India’s biggest and most effective leverage against Pakistan is water. In 1960, India signed the Indus Water Treaty (IWT) with Pakistan, under the auspices of the World Bank. The treaty mandated that India would get full use of the ‘eastern’ rivers Ravi, Beas and Sutlej, while Pakistan would get full access to ‘western’ rivers of Indus, Jhelum and Chenab.
Despite having fought two full-scale wars in 1965 and 1971 and a limited war in Kargil in 1999, the IWT has withstood the test of time with both countries respecting it.
But now, India can and must abrogate the treaty and walk away. Any treaty requires both parties to remain committed to it and it stands nullified if either party walks away.
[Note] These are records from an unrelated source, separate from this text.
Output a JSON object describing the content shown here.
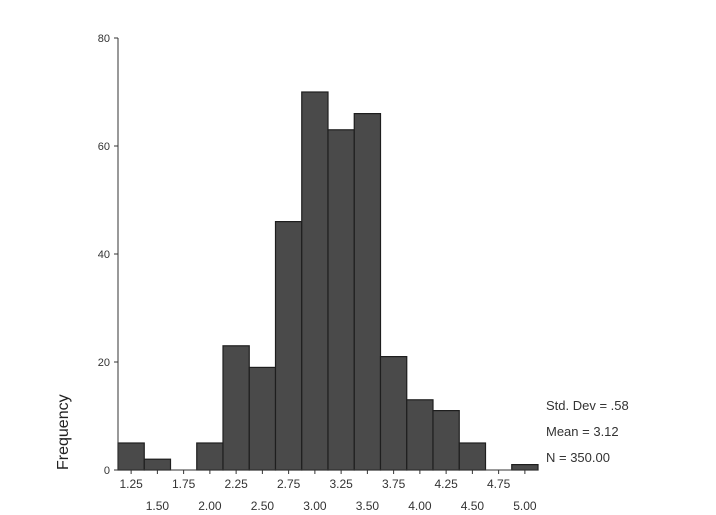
{
  "chart_data": {
    "type": "bar",
    "title": "",
    "xlabel": "",
    "ylabel": "Frequency",
    "ylim": [
      0,
      80
    ],
    "y_ticks": [
      0,
      20,
      40,
      60,
      80
    ],
    "bin_width": 0.25,
    "bins": [
      {
        "center": 1.25,
        "value": 5
      },
      {
        "center": 1.5,
        "value": 2
      },
      {
        "center": 1.75,
        "value": 0
      },
      {
        "center": 2.0,
        "value": 5
      },
      {
        "center": 2.25,
        "value": 23
      },
      {
        "center": 2.5,
        "value": 19
      },
      {
        "center": 2.75,
        "value": 46
      },
      {
        "center": 3.0,
        "value": 70
      },
      {
        "center": 3.25,
        "value": 63
      },
      {
        "center": 3.5,
        "value": 66
      },
      {
        "center": 3.75,
        "value": 21
      },
      {
        "center": 4.0,
        "value": 13
      },
      {
        "center": 4.25,
        "value": 11
      },
      {
        "center": 4.5,
        "value": 5
      },
      {
        "center": 4.75,
        "value": 0
      },
      {
        "center": 5.0,
        "value": 1
      }
    ],
    "x_tick_labels_upper": [
      "1.25",
      "1.75",
      "2.25",
      "2.75",
      "3.25",
      "3.75",
      "4.25",
      "4.75"
    ],
    "x_tick_labels_lower": [
      "1.50",
      "2.00",
      "2.50",
      "3.00",
      "3.50",
      "4.00",
      "4.50",
      "5.00"
    ],
    "grid": false,
    "bar_color": "#4a4a4a",
    "bar_edge_color": "#1e1e1e",
    "stats": {
      "std_dev": "Std. Dev = .58",
      "mean": "Mean = 3.12",
      "n": "N = 350.00"
    }
  }
}
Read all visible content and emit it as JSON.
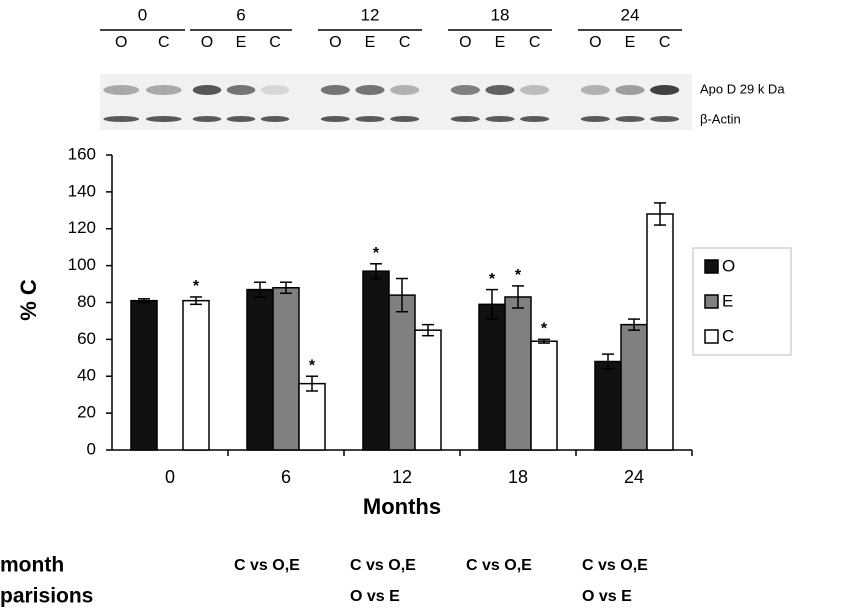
{
  "blot": {
    "groups": [
      {
        "label": "0",
        "lanes": [
          "O",
          "C"
        ]
      },
      {
        "label": "6",
        "lanes": [
          "O",
          "E",
          "C"
        ]
      },
      {
        "label": "12",
        "lanes": [
          "O",
          "E",
          "C"
        ]
      },
      {
        "label": "18",
        "lanes": [
          "O",
          "E",
          "C"
        ]
      },
      {
        "label": "24",
        "lanes": [
          "O",
          "E",
          "C"
        ]
      }
    ],
    "bands": [
      "Apo D 29 k Da",
      "β-Actin"
    ]
  },
  "chart_data": {
    "type": "bar",
    "ylabel": "% C",
    "xlabel": "Months",
    "categories": [
      "0",
      "6",
      "12",
      "18",
      "24"
    ],
    "series": [
      {
        "name": "O",
        "color": "#111111",
        "values": [
          81,
          87,
          97,
          79,
          48
        ],
        "errors": [
          1,
          4,
          4,
          8,
          4
        ],
        "marks": [
          null,
          null,
          "*",
          "*",
          null
        ]
      },
      {
        "name": "E",
        "color": "#808080",
        "values": [
          null,
          88,
          84,
          83,
          68
        ],
        "errors": [
          null,
          3,
          9,
          6,
          3
        ],
        "marks": [
          null,
          null,
          null,
          "*",
          null
        ]
      },
      {
        "name": "C",
        "color": "#ffffff",
        "values": [
          81,
          36,
          65,
          59,
          128
        ],
        "errors": [
          2,
          4,
          3,
          1,
          6
        ],
        "marks": [
          "*",
          "*",
          null,
          "*",
          null
        ]
      }
    ],
    "ylim": [
      0,
      160
    ],
    "yticks": [
      0,
      20,
      40,
      60,
      80,
      100,
      120,
      140,
      160
    ]
  },
  "comparisons": {
    "label": [
      "month",
      "parisions"
    ],
    "columns": [
      {
        "lines": [
          "C vs O,E"
        ]
      },
      {
        "lines": [
          "C vs O,E",
          "O vs E"
        ]
      },
      {
        "lines": [
          "C vs O,E"
        ]
      },
      {
        "lines": [
          "C vs O,E",
          "O vs E"
        ]
      }
    ]
  }
}
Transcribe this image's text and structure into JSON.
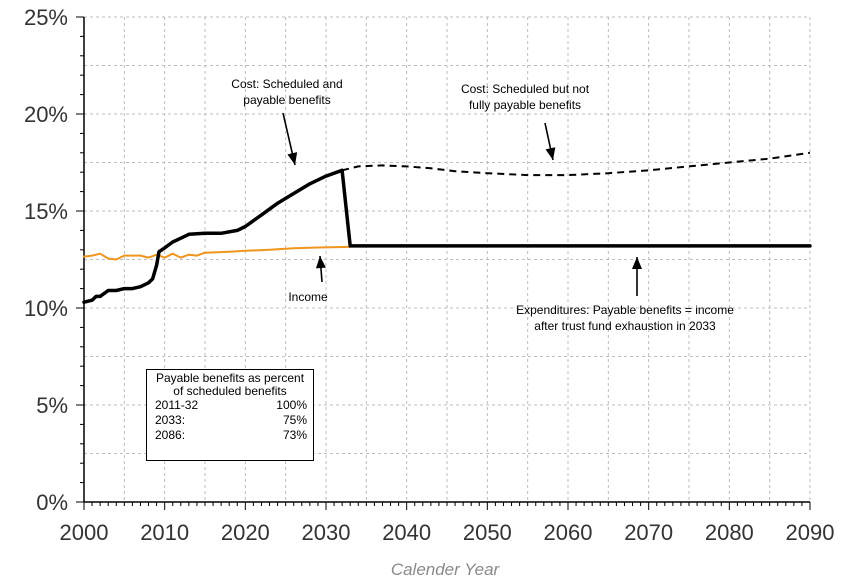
{
  "chart_data": {
    "type": "line",
    "title": "",
    "xlabel": "Calender Year",
    "ylabel": "",
    "xlim": [
      2000,
      2090
    ],
    "ylim": [
      0,
      25
    ],
    "x_ticks": [
      "2000",
      "2010",
      "2020",
      "2030",
      "2040",
      "2050",
      "2060",
      "2070",
      "2080",
      "2090"
    ],
    "y_ticks": [
      "0%",
      "5%",
      "10%",
      "15%",
      "20%",
      "25%"
    ],
    "grid": true,
    "series": [
      {
        "key": "cost_payable",
        "color": "#000000",
        "style": "solid-thick",
        "points": [
          [
            2000,
            10.3
          ],
          [
            2001,
            10.4
          ],
          [
            2001.5,
            10.6
          ],
          [
            2002,
            10.6
          ],
          [
            2003,
            10.9
          ],
          [
            2004,
            10.9
          ],
          [
            2005,
            11.0
          ],
          [
            2006,
            11.0
          ],
          [
            2007,
            11.1
          ],
          [
            2008,
            11.3
          ],
          [
            2008.5,
            11.5
          ],
          [
            2009,
            12.2
          ],
          [
            2009.3,
            12.9
          ],
          [
            2010,
            13.1
          ],
          [
            2011,
            13.4
          ],
          [
            2012,
            13.6
          ],
          [
            2013,
            13.8
          ],
          [
            2015,
            13.85
          ],
          [
            2017,
            13.85
          ],
          [
            2019,
            14.0
          ],
          [
            2020,
            14.2
          ],
          [
            2022,
            14.8
          ],
          [
            2024,
            15.4
          ],
          [
            2026,
            15.9
          ],
          [
            2028,
            16.4
          ],
          [
            2030,
            16.8
          ],
          [
            2032,
            17.1
          ],
          [
            2033,
            13.2
          ],
          [
            2040,
            13.2
          ],
          [
            2050,
            13.2
          ],
          [
            2060,
            13.2
          ],
          [
            2070,
            13.2
          ],
          [
            2080,
            13.2
          ],
          [
            2090,
            13.2
          ]
        ]
      },
      {
        "key": "cost_scheduled_unpayable",
        "color": "#000000",
        "style": "dashed",
        "points": [
          [
            2032,
            17.1
          ],
          [
            2034,
            17.3
          ],
          [
            2037,
            17.35
          ],
          [
            2040,
            17.3
          ],
          [
            2043,
            17.2
          ],
          [
            2046,
            17.05
          ],
          [
            2050,
            16.95
          ],
          [
            2055,
            16.85
          ],
          [
            2060,
            16.85
          ],
          [
            2065,
            16.95
          ],
          [
            2070,
            17.1
          ],
          [
            2075,
            17.3
          ],
          [
            2080,
            17.5
          ],
          [
            2085,
            17.7
          ],
          [
            2090,
            18.0
          ]
        ]
      },
      {
        "key": "income",
        "color": "#f0951e",
        "style": "solid-thin",
        "points": [
          [
            2000,
            12.65
          ],
          [
            2001,
            12.7
          ],
          [
            2002,
            12.8
          ],
          [
            2003,
            12.55
          ],
          [
            2004,
            12.5
          ],
          [
            2005,
            12.7
          ],
          [
            2006,
            12.7
          ],
          [
            2007,
            12.7
          ],
          [
            2008,
            12.6
          ],
          [
            2009,
            12.75
          ],
          [
            2010,
            12.6
          ],
          [
            2011,
            12.8
          ],
          [
            2012,
            12.6
          ],
          [
            2013,
            12.75
          ],
          [
            2014,
            12.7
          ],
          [
            2015,
            12.85
          ],
          [
            2018,
            12.9
          ],
          [
            2020,
            12.95
          ],
          [
            2023,
            13.0
          ],
          [
            2026,
            13.08
          ],
          [
            2029,
            13.12
          ],
          [
            2033,
            13.15
          ]
        ]
      }
    ],
    "annotations": [
      {
        "key": "cost_sched",
        "lines": [
          "Cost: Scheduled and",
          "payable benefits"
        ]
      },
      {
        "key": "cost_unpay",
        "lines": [
          "Cost: Scheduled but not",
          "fully payable benefits"
        ]
      },
      {
        "key": "income",
        "lines": [
          "Income"
        ]
      },
      {
        "key": "expend",
        "lines": [
          "Expenditures: Payable benefits = income",
          "after trust fund exhaustion in 2033"
        ]
      }
    ],
    "legend_box": {
      "title_lines": [
        "Payable benefits as percent",
        "of scheduled benefits"
      ],
      "rows": [
        {
          "period": "2011-32",
          "value": "100%"
        },
        {
          "period": "2033:",
          "value": "75%"
        },
        {
          "period": "2086:",
          "value": "73%"
        }
      ]
    }
  }
}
Several countries in the past, including the US, have walked away from treaties and this won’t be the first instance.
India can turn the tap off the Indus, Jhelum and Chenab rivers and divert its waters to India. If that happens, Pakistan will starve its food bowl, Punjab. If water is stopped even for a few days, people will revolt against their government and the military.
See the violent reaction in Karnataka on the Cauvery River judgement and gauge the potential impact on Pakistan, if waters of Indus, Jhelum and Chenab are to be denied to it.
Water is a sensitive issue anywhere and wars are likely to be fought over it in future. Now would be a good time for India to demonstrate to Pakistan that it means business and won’t tolerate it’s duplicitous activities in sponsoring terror.
If it still wants to dream of Kashmir, it will have to survive first. And the best part, not a single bullet would be fired from the Indian side. That’s the power of what we control but haven’t even considered against Pakistan, thus far.
Abrogating the IWT will force Pakistan to come to the negotiating table from a position of weakness, just as in 1972 in Shimla, and it will then be upto India to set the agenda and the terms. Pakistan government will have no choice but to comply, given the domestic pressure its people would have built on it.
This would also be a good time to get Pakistan to force its military to de-nuclearize and scale down in size, while committing itself to non-involvement in areas not related to military.
Time to show political spine
Enough of playing the goodly neighbour. It’s now time for India to take the bull by its horns and make Pakistan count the cost of each life lost on our side, civilian or military.
Both sides have nuclear weapons but so did Russia and China when they got into frequent bloody skirmishes along their border. Walking away from IWT would be far more effective than any economic sanctions on Pakistan, especially since it has the patronage of its benefactor, China, which will counter any drastic impact that sanctions may have on Pakistan. After all, China has a track record of propping dictatorships like North Korea which faces constant international sanctions and isolation but continues to survive.
Time to turn the tap off on Pakistan.